Ustalili i tak zrobili. O godzinie 13 byli pod domem Kate. Mary chciał kulturalnie zadzwonic do drzwi i poprosić o wejście , lecz Sky miał inne zdanie na ten temat. Zacza wdrapywac sie po winorosli na balkon Kate. Mary podażyla za nim i w mgnieniu oka znalezli sie w pokoju śpiocha.Oczywiście spała !
- To co budzimy ? - Spytał Sky z usmiechem trzymając poduszke lekko uniesioną.
- Tak tak ! Ale czekaj ! - Mary usiadła na rogu jej łózka i nachyliła sie nad nia.
- Sky zjadł ci ciasteczka - szepneła jej do ucha. Kate zareagowała momentalnie. Podniosła sie i spojrzała na Sky’a
- Ty potworze !!! - krzykneła
- Spokojnie to byl tylko test ! Ciasteczka sa bezpieczne ! - Zaśmiała sie Mary , spogladając na nieco przerazonego Sky’a.
- No wiesz…to był mało bezpieczny test ! - odburkną Sky.
- Haha tak wiem. Ale co to za zabawa jak nie ma ryzyka ?! Nawet najwięksi naukowcy czesto godzili sie na ryzyko - rzekła zadowolona Mary.
- Tak, ale umarli - mrukna pod nosem Sky.
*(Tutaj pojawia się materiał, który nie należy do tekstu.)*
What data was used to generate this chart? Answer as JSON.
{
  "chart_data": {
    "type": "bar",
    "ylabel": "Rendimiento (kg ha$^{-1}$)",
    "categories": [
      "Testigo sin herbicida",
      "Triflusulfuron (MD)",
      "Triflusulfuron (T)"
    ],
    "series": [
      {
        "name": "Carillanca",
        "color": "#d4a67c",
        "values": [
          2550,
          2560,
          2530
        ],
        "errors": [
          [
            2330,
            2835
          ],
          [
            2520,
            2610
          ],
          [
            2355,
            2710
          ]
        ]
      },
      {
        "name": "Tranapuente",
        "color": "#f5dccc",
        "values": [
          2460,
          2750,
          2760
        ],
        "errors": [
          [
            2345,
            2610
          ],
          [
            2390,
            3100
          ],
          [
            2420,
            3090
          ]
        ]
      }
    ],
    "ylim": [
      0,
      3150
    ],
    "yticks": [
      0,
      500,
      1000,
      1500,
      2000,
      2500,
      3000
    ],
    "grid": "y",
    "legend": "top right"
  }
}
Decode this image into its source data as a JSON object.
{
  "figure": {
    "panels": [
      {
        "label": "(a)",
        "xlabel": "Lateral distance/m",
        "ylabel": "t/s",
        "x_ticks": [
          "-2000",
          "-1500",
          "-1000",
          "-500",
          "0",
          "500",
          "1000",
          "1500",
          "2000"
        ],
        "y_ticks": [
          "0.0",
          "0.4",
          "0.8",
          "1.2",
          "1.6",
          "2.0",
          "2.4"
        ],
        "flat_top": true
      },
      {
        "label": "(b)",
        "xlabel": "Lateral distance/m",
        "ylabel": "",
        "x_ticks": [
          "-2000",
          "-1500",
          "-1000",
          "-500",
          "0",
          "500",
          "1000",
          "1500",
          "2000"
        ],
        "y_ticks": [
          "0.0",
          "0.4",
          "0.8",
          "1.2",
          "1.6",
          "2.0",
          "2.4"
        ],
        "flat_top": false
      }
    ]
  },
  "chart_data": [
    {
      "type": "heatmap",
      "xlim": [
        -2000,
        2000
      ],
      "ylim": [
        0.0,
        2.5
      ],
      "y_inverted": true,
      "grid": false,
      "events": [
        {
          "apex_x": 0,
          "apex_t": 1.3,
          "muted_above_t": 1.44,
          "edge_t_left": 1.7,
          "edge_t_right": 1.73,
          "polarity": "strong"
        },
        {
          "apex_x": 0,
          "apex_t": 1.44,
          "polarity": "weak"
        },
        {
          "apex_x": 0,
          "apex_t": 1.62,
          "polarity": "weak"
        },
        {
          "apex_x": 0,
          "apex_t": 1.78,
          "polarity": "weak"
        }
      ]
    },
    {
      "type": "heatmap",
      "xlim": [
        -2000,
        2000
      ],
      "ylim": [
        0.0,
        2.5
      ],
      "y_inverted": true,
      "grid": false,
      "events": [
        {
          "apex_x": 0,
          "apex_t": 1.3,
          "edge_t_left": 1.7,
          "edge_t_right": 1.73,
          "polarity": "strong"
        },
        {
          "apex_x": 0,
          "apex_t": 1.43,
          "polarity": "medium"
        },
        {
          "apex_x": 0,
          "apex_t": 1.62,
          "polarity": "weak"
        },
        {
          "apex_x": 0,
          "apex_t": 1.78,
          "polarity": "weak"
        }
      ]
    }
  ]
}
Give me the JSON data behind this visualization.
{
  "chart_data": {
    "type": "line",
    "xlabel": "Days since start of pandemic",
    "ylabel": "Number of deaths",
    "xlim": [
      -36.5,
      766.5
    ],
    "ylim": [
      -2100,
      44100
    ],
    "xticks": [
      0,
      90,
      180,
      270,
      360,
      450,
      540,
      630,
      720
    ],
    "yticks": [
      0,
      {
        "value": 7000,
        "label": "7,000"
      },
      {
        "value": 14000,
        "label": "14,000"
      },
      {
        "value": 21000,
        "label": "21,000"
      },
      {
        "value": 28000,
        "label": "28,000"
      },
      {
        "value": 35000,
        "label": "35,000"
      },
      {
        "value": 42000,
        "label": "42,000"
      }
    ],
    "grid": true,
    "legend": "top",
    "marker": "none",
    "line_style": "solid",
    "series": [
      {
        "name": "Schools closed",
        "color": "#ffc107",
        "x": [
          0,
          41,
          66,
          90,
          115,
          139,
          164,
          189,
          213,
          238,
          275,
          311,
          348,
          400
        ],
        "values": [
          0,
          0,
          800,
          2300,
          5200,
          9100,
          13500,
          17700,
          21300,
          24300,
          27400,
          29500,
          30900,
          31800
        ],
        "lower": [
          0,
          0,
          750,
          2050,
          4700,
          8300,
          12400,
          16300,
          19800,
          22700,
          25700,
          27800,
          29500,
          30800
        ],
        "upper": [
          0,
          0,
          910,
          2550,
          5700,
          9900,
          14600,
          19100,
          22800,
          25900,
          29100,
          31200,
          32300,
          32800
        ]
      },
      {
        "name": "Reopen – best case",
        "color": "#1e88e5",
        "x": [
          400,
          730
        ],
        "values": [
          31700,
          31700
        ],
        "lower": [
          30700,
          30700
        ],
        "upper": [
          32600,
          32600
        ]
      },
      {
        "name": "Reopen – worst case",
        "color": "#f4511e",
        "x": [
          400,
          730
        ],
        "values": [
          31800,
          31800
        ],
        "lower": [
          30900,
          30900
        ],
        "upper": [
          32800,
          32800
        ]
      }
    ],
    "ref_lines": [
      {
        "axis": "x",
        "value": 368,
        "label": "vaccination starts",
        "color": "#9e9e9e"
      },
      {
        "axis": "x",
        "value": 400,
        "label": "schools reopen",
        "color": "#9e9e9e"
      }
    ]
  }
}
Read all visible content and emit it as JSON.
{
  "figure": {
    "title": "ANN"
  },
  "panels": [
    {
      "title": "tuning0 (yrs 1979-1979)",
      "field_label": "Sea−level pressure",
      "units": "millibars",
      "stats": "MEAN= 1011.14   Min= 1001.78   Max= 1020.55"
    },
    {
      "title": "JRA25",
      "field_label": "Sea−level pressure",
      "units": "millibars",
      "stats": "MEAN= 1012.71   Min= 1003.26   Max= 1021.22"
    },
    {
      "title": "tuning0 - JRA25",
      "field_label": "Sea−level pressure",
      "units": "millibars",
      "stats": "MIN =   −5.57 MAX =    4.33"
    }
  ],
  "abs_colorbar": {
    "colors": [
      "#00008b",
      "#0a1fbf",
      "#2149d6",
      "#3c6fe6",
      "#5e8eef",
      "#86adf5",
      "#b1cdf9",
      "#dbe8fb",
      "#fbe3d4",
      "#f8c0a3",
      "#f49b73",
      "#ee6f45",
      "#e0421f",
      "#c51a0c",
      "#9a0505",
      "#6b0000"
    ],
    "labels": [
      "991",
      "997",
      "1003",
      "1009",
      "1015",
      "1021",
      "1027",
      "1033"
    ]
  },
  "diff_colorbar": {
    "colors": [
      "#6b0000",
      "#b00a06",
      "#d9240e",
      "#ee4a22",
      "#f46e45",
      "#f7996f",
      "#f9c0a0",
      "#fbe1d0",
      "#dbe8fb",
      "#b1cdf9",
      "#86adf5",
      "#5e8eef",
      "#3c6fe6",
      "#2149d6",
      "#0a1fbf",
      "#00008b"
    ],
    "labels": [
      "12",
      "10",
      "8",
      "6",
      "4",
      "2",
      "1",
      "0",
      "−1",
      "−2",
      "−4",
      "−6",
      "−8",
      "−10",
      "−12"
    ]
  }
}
Kate wybuchła gromkim smiechem.
- Jak ja was kocham ! - rzekła Kate, która własnie wyciagala sie na łozku , jak leniwy kot na piecu.
- Wstawaj leniu ! Musimy sie przygotować !!! - odparła uradowana Mary
- O co wam chodzi ? Na co ? - dopytywała sie zdziwiona Kate
- Jak to na co ?! To ty nic nie wiesz ?! Aaaa no tak ! Jak mozesz coś wiedzieć skoro dopiero co wstałas ….a własciwie nie do końca - zachichotał Sky spogladajac na Kate która jeszcze nie ruszyła sie z łózka. Lubiła spac i tyle :)
- Idziemy na zakupy ! Dziś rano dostarczono mi zaproszenie na WIELKA IMPREZE URODZINOWA ANN z tajemniczymi goscmi specjalnymi…- wykrzykneła Mary rzucajac w Kate gruba koperta z kredowego papieru.
- Ty tez dostałaś !!! :D
- Auć ! - odskoczyła Kate
- No to co ? Idziemy ? - dopytywał sie Sky

Nathaniel: (ur.7 styczeń)- pewny siebie, sympatyczny i atrakcyjny chłopak, zawsze w centrum uwagi. W duszy bardzo romantyczny, na zewnatrz nonszalancki, inteligentny. Momentami złosliwy, nieuczciwy, egoistyczny, wyjątkowo mściwy.

William: (ur.28 września)- czarujacy, z niezachwianą pewnoscią siebie. Potrafi kochac wyjatkowo mocno, jest wierny wobec rodziny, przyjaciół i swojej wybranki. Bywa ze przesadza, i staje sie zazdrosny i złośliwy i kłótliwy. Bardzo przeżywa wszystkie kłotnie i zdrady, w głebi duszy jest bardzo delikatny. Pozuje na silnego.